The Work, Love and Play study (Power et al., 2010) of 445 Australian and New Zealander lesbian, gay, bisexual, transgender and intersex (LGBTI) parents is the largest in this country undertaken to date and found there are six major family types:

  • a two-parent same-sex couple-based family;
  • families in which a lesbian couple were the primary parents but a known sperm donor lived separately and had involvement in the children's lives;
  • families in which a lesbian or gay man were still co-parenting with an ex-heterosexual partner;
  • separated same-sex families where women or men were co-parenting with their ex-same-sex partner;
  • sole parent families; and
  • multi-parent families, usually a gay male couple and a lesbian couple raising children together from birth across two households.

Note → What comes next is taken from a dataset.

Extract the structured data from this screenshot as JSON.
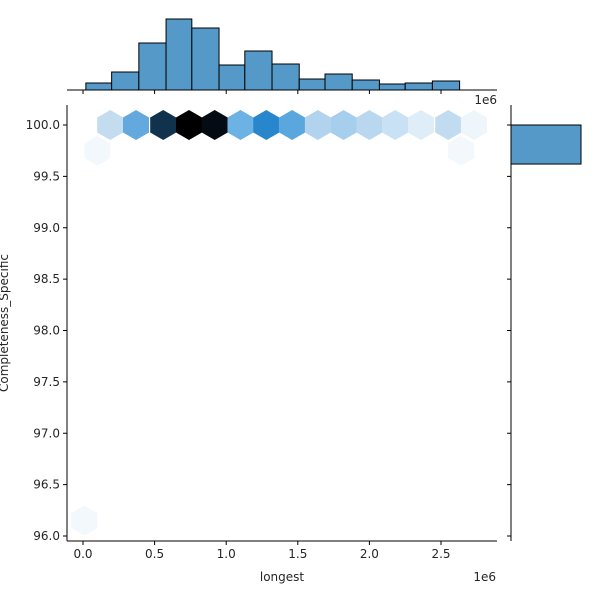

Despite the diversity, it is apparent that the two-parent, couple-based household family form still holds sway, and many same-sex parented families in Australia conform to this family structure (Power et al., 2010).

There are also differences in levels of education and labour force participation rates of same-sex couples compared to heterosexual couples in Australia. Data from the 2011 Census indicate that people in same-sex couples are more likely to hold a Bachelor degree or higher qualification (42% compared to 23% of people in heterosexual couples). More people in same-sex couples are participating in the labour force (89% compared to 69% of heterosexual couples) and are more likely to work in highly skilled occupations, such as professionals or managers (ABS, 2013).4

Key messages: Diversity in Australian same-sex parented families

  • About 11% of Australian gay men and 33% of lesbians have children, based on data from a recent lesbian, gay, bisexual and transgender (LGBT) community survey of 3,853 people.
  • Children may have been conceived in the context of previous heterosexual relationships, or raised from birth by a co-parenting gay or lesbian couple or single parent.
  • In intentionally planned lesbian or gay parented families, it is common for children to be conceived through assisted reproductive technologies (ART) such as donor insemination (DI), in-vitro fertilization (IVF) and surrogacy. The children are usually biologically related to at least one of the parents.
  • Lesbian and gay parents also have children through foster care and adoption, although in Australia gay and lesbian couples or singles are still not eligible to adopt children.
  • Despite the diversity, many same-sex parented families in Australia conform to the two-parent, couple-based household family form, although a small number of multi-parent families exist.
  • People in same-sex couples are more highly educated and are more likely to be in highly skilled occupations than people in heterosexual couples.

 

Footnotes

3 Female-to-male transgender people may have fully functional female reproductive organs that enable them to become pregnant and give birth while also exhibiting the secondary sex characteristics of men. Similarly, male-to-female trans people may have breasts and other secondary sex characteristics of women, while electing not to have the kind of gender reassignment surgery that would remove their penis or testes (see Couch et al., 2007).

4 It is possible that this finding in the Census data could relate to the stigmatisation of same-sex relationships. Same-sex couples with a high socio-economic status could be more comfortable disclosing their same-sex relationship in government data collections.